Do tragicznego w skutkach zdarzenia doszło w poniedziałek. 37 latek został przygnieciony przez samochód, który sam naprawiał.
Do tragicznego w skutkach wypadku doszło 14 sierpnia, po godzinie 9, w Świdniku.
– Dyżurny świdnickiej komendy odebrał zgłoszenie, że na terenie jednej z posesji w Świdniku mężczyzna został przygnieciony przez pojazd.
Policjanci na miejscu ustalili, że 37-letni mężczyzna na swojej działce wykonywał naprawę samochodu marki Mercedes Vito. Pojazd podniesiony był na lewarku, a 37-latek wykonywał prace pod nim. W pewnym momencie doszło do przesunięcia się lewarka i pojazd opadł na mężczyznę.
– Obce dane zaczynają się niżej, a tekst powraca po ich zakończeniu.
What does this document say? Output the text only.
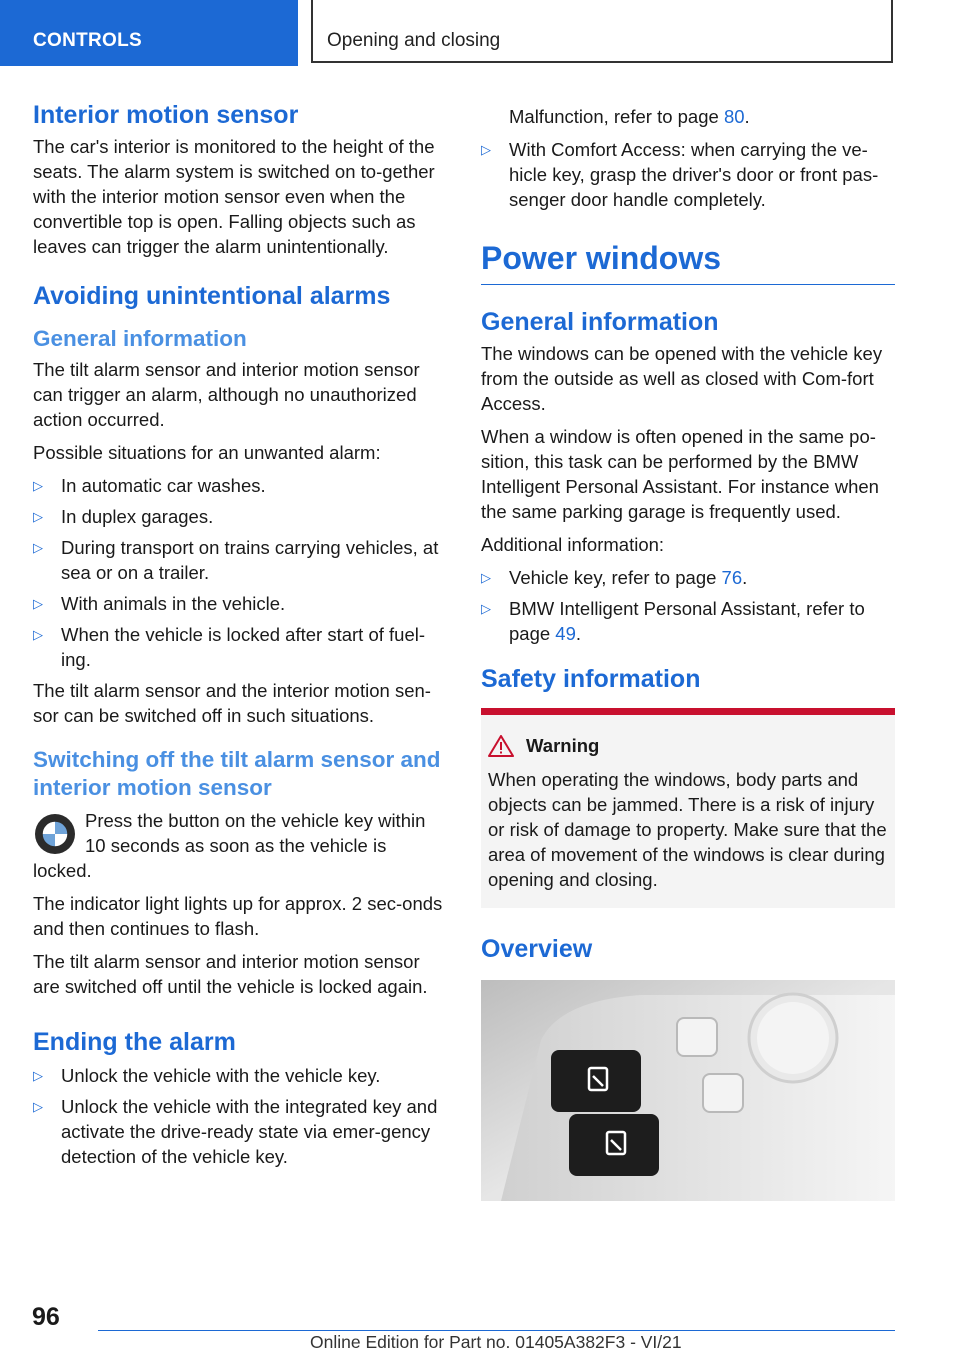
CONTROLS	Opening and closing
Interior motion sensor

The car's interior is monitored to the height of the seats. The alarm system is switched on to-gether with the interior motion sensor even when the convertible top is open. Falling objects such as leaves can trigger the alarm unintentionally.

Avoiding unintentional alarms
General information

The tilt alarm sensor and interior motion sensor can trigger an alarm, although no unauthorized action occurred.

Possible situations for an unwanted alarm:

▷ In automatic car washes.
▷ In duplex garages.
▷ During transport on trains carrying vehicles, at sea or on a trailer.
▷ With animals in the vehicle.
▷ When the vehicle is locked after start of fuel-ing.

The tilt alarm sensor and the interior motion sen-sor can be switched off in such situations.

Switching off the tilt alarm sensor and interior motion sensor

Press the button on the vehicle key within 10 seconds as soon as the vehicle is locked.

The indicator light lights up for approx. 2 sec-onds and then continues to flash.

The tilt alarm sensor and interior motion sensor are switched off until the vehicle is locked again.

Ending the alarm
▷ Unlock the vehicle with the vehicle key.
▷ Unlock the vehicle with the integrated key and activate the drive-ready state via emer-gency detection of the vehicle key.

Malfunction, refer to page 80.

▷ With Comfort Access: when carrying the ve-hicle key, grasp the driver's door or front pas-senger door handle completely.
Power windows
General information

The windows can be opened with the vehicle key from the outside as well as closed with Com-fort Access.

When a window is often opened in the same po-sition, this task can be performed by the BMW Intelligent Personal Assistant. For instance when the same parking garage is frequently used.

Additional information:

▷ Vehicle key, refer to page 76.
▷ BMW Intelligent Personal Assistant, refer to page 49.
Safety information
Warning

When operating the windows, body parts and objects can be jammed. There is a risk of injury or risk of damage to property. Make sure that the area of movement of the windows is clear during opening and closing.

Overview
96
Online Edition for Part no. 01405A382F3 - VI/21
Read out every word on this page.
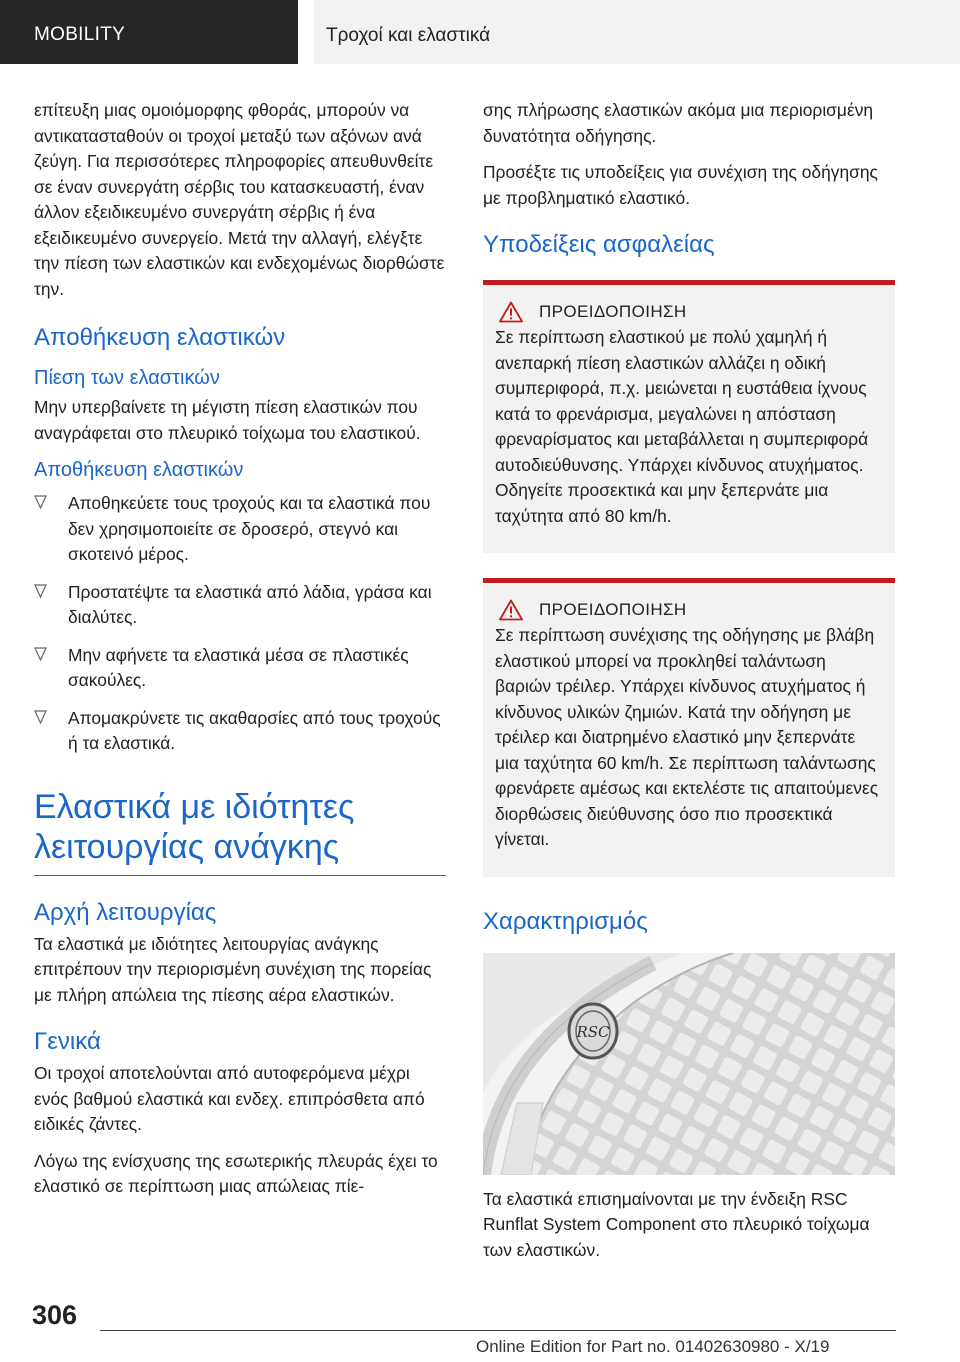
MOBILITY	Τροχοί και ελαστικά

επίτευξη μιας ομοιόμορφης φθοράς, μπορούν να αντικατασταθούν οι τροχοί μεταξύ των αξόνων ανά ζεύγη. Για περισσότερες πληροφορίες απευθυνθείτε σε έναν συνεργάτη σέρβις του κατασκευαστή, έναν άλλον εξειδικευμένο συνεργάτη σέρβις ή ένα εξειδικευμένο συνεργείο. Μετά την αλλαγή, ελέγξτε την πίεση των ελαστικών και ενδεχομένως διορθώστε την.

Αποθήκευση ελαστικών
Πίεση των ελαστικών

Μην υπερβαίνετε τη μέγιστη πίεση ελαστικών που αναγράφεται στο πλευρικό τοίχωμα του ελαστικού.

Αποθήκευση ελαστικών
Αποθηκεύετε τους τροχούς και τα ελαστικά που δεν χρησιμοποιείτε σε δροσερό, στεγνό και σκοτεινό μέρος.
Προστατέψτε τα ελαστικά από λάδια, γράσα και διαλύτες.
Μην αφήνετε τα ελαστικά μέσα σε πλαστικές σακούλες.
Απομακρύνετε τις ακαθαρσίες από τους τροχούς ή τα ελαστικά.
Ελαστικά με ιδιότητες
λειτουργίας ανάγκης
Αρχή λειτουργίας

Τα ελαστικά με ιδιότητες λειτουργίας ανάγκης επιτρέπουν την περιορισμένη συνέχιση της πορείας με πλήρη απώλεια της πίεσης αέρα ελαστικών.

Γενικά

Οι τροχοί αποτελούνται από αυτοφερόμενα μέχρι ενός βαθμού ελαστικά και ενδεχ. επιπρόσθετα από ειδικές ζάντες.

Λόγω της ενίσχυσης της εσωτερικής πλευράς έχει το ελαστικό σε περίπτωση μιας απώλειας πίε-

σης πλήρωσης ελαστικών ακόμα μια περιορισμένη δυνατότητα οδήγησης.

Προσέξτε τις υποδείξεις για συνέχιση της οδήγησης με προβληματικό ελαστικό.

Υποδείξεις ασφαλείας
ΠΡΟΕΙΔΟΠΟΙΗΣΗ

Σε περίπτωση ελαστικού με πολύ χαμηλή ή ανεπαρκή πίεση ελαστικών αλλάζει η οδική συμπεριφορά, π.χ. μειώνεται η ευστάθεια ίχνους κατά το φρενάρισμα, μεγαλώνει η απόσταση φρεναρίσματος και μεταβάλλεται η συμπεριφορά αυτοδιεύθυνσης. Υπάρχει κίνδυνος ατυχήματος. Οδηγείτε προσεκτικά και μην ξεπερνάτε μια ταχύτητα από 80 km/h.

ΠΡΟΕΙΔΟΠΟΙΗΣΗ

Σε περίπτωση συνέχισης της οδήγησης με βλάβη ελαστικού μπορεί να προκληθεί ταλάντωση βαριών τρέιλερ. Υπάρχει κίνδυνος ατυχήματος ή κίνδυνος υλικών ζημιών. Κατά την οδήγηση με τρέιλερ και διατρημένο ελαστικό μην ξεπερνάτε μια ταχύτητα 60 km/h. Σε περίπτωση ταλάντωσης φρενάρετε αμέσως και εκτελέστε τις απαιτούμενες διορθώσεις διεύθυνσης όσο πιο προσεκτικά γίνεται.

Χαρακτηρισμός
RSC

Τα ελαστικά επισημαίνονται με την ένδειξη RSC Runflat System Component στο πλευρικό τοίχωμα των ελαστικών.

306
Online Edition for Part no. 01402630980 - X/19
Jako pierwsi na miejscu zdarzenia przybyli policjanci. Wydobyli mężczyznę spod pojazdu, a następnie przekazali przybyłej na miejsce załodze pogotowia ratunkowego.
Niestety, pomimo prowadzonej reanimacji życia mężczyzny nie udało się uratować – relacjonuje tragiczne wydarzenia aspirant sztabowy Elwira Domaradzka z KPP w Świdniku.
Policjanci, pod nadzorem prokuratora, wyjaśniają wszelkie okoliczności zdarzenia.